Dhrubauk commented 4 years ago

Hi tridao thank you for the reply, a quick question may I know, in which part of the code segment the butterfly matrix is generated . Or do you have any flowchart of slides related to this. Your help in this concern is highly appreciated

Regards Dhruba

tridao commented 4 years ago

The butterfly matrix isn't explicitly generated (as that would use O(n^2) space and takes O(n^2) time to multiply by a vector). Instead, we provide a Butterfly class that stores O(n log n) parameters and implements O(n log n) multiplication algorithm (https://github.com/HazyResearch/learning-circuits/blob/master/butterfly/butterfly.py#L76).

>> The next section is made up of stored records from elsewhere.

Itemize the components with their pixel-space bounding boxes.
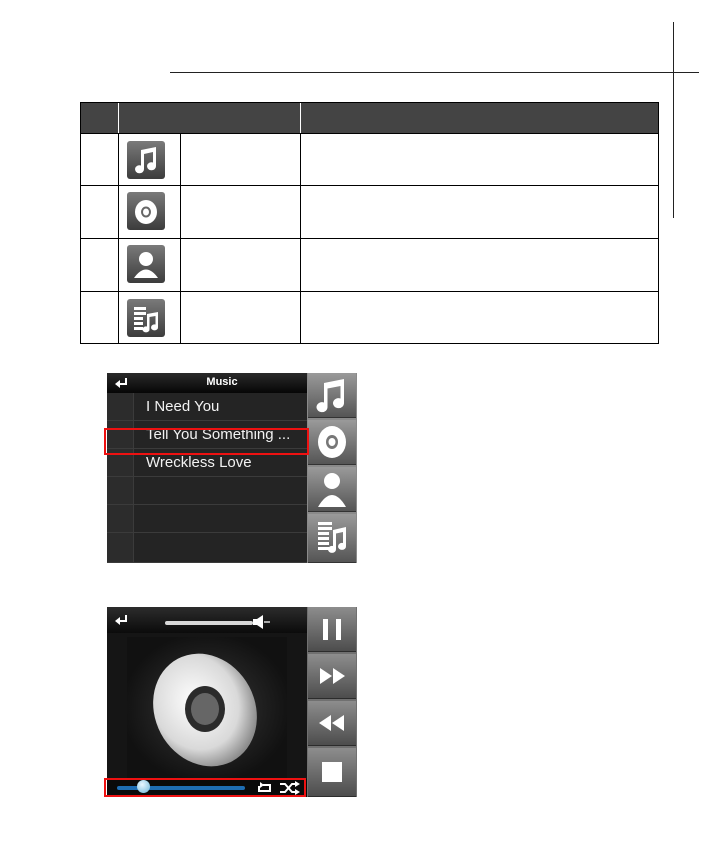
artist-icon: [318, 473, 346, 507]
table-row: [81, 238, 658, 291]
playlist-icon: [318, 522, 347, 553]
speaker-icon: [252, 615, 270, 629]
margin-rule: [673, 22, 674, 218]
icon-table: [80, 102, 659, 344]
song-list: I Need You Tell You Something ... Wreckl…: [107, 393, 307, 563]
disc-icon: [127, 192, 165, 230]
artists-button[interactable]: [308, 467, 356, 512]
list-item[interactable]: I Need You: [107, 393, 307, 421]
progress-highlight: [104, 778, 306, 797]
list-item[interactable]: [107, 533, 307, 563]
music-list-screen: Music I Need You Tell You Something ... …: [107, 373, 357, 563]
rewind-button[interactable]: [308, 701, 356, 746]
header-rule: [170, 72, 699, 73]
table-row: [81, 133, 658, 185]
screen-title: Music: [206, 376, 238, 388]
volume-slider[interactable]: [165, 621, 253, 625]
pause-icon: [323, 619, 341, 640]
song-title: I Need You: [146, 398, 220, 415]
fast-forward-button[interactable]: [308, 654, 356, 699]
stop-icon: [322, 762, 342, 782]
stop-button[interactable]: [308, 748, 356, 797]
table-row: [81, 291, 658, 343]
artist-icon: [127, 245, 165, 283]
album-art: [127, 637, 287, 779]
table-header: [81, 103, 658, 133]
fast-forward-icon: [320, 668, 345, 684]
playlist-icon: [127, 299, 165, 337]
title-bar: Music: [107, 373, 307, 393]
category-sidebar: [307, 373, 357, 563]
list-item[interactable]: [107, 477, 307, 505]
disc-icon: [318, 426, 346, 458]
pause-button[interactable]: [308, 607, 356, 652]
song-title: Wreckless Love: [146, 454, 252, 471]
rewind-icon: [319, 715, 344, 731]
playlists-button[interactable]: [308, 514, 356, 563]
list-item[interactable]: [107, 505, 307, 533]
albums-button[interactable]: [308, 420, 356, 465]
top-bar: [107, 607, 307, 633]
playback-controls: [307, 607, 357, 797]
selected-song-highlight: [104, 428, 309, 455]
music-note-icon: [127, 141, 165, 179]
table-row: [81, 185, 658, 238]
now-playing-screen: [107, 607, 357, 797]
music-note-icon: [316, 379, 345, 413]
songs-button[interactable]: [308, 373, 356, 418]
back-icon[interactable]: [113, 613, 131, 627]
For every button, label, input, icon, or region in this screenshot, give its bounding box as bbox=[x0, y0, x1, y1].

Dhrubauk commented 4 years ago

In butterfly connection, each node is connected to two other nodes, so why it is not 2n log n? Also can you please tell me where in the code you multiply the weight vector and the input features? and where you update the vector of weights? Thanks, Dhruba

tridao commented 4 years ago

You're right, it's 2n log n parameters. Remember to pass in tied_weight=False, like Butterfly(1024, 1024, tied_weight=False). The version with tied weights was used in an earlier paper, where we only had 4n parameters. The O(n log n) multiplication algorithm is implemented in 3 times in 3 different languages:

  1. In Python (pure Pytorch), for ease of understanding: https://github.com/HazyResearch/learning-circuits/blob/cnn/butterfly/butterfly_multiply.py#L126 The actual implementation is only 4-5 lines of Python.
  2. In C++, for efficient inference: https://github.com/HazyResearch/learning-circuits/blob/cnn/butterfly/factor_multiply/factor_multiply.cpp#L463 with Python interface here: https://github.com/HazyResearch/learning-circuits/blob/cnn/butterfly/butterfly_multiply.py#L165
  3. In CUDA, for efficient training: https://github.com/HazyResearch/learning-circuits/blob/cnn/butterfly/factor_multiply/factor_multiply_cuda.cu#L1241 With the same Python interface as 2.

The weights are stored in the attribute twiddle of the Butterfly class, which is just a Pytorch tensor. To update it, you pass it to a Pytorch optimizer just like any other trainable weight.

tridao commented 4 years ago

If you're asking about how to compute the gradient wrt to the weight:

  1. In the pure Pytorch implementation, we rely on Pytorch's autodifferentiation to compute gradients.
  2. In the C++ and CUDA implementations, we compute the gradient explicitly, and provide Python interface. If you're just using the Butterfly class, you do not need to know how backward is implemented. In any case, the algorithm is simple: treat the butterfly matrix as a product of log_n matrices, which you can think of as log_n layers. Then run back-propagation/autodiff on it. This amounts to a few for loops. The core implementation is about 20 lines of C++ (https://github.com/HazyResearch/learning-circuits/blob/cnn/butterfly/factor_multiply/factor_multiply.cpp#L733).
Dhrubauk commented 4 years ago

Okay great. I am kind of confused, how did you calculate loss or which loss function you actually used?

tridao commented 4 years ago

It can be used with any differentiable loss function. In back-propagration/reverse mode autodiff, for each layer, we are given the incoming error/grad from layers above, and use that to compute gradient wrt to the parameters of the current layer. That's exactly the interface of a custom Pytorch layer (https://pytorch.org/tutorials/advanced/numpy_extensions_tutorial.html): in the backward, given the gradient wrt to the output of the layer, compute the gradient wrt to the parameters of the layer.

Dhrubauk commented 4 years ago

Hi tridao, I use windows OS and jupyter notebook. i am having trouble with ray. Can i run your code with any modification? or do i have to change my OS?

tridao commented 4 years ago

We only use ray to run the experiments (parallel runs and hyperparameter optimization). The butterfly class (in the butterfly directory) doesn't require ray.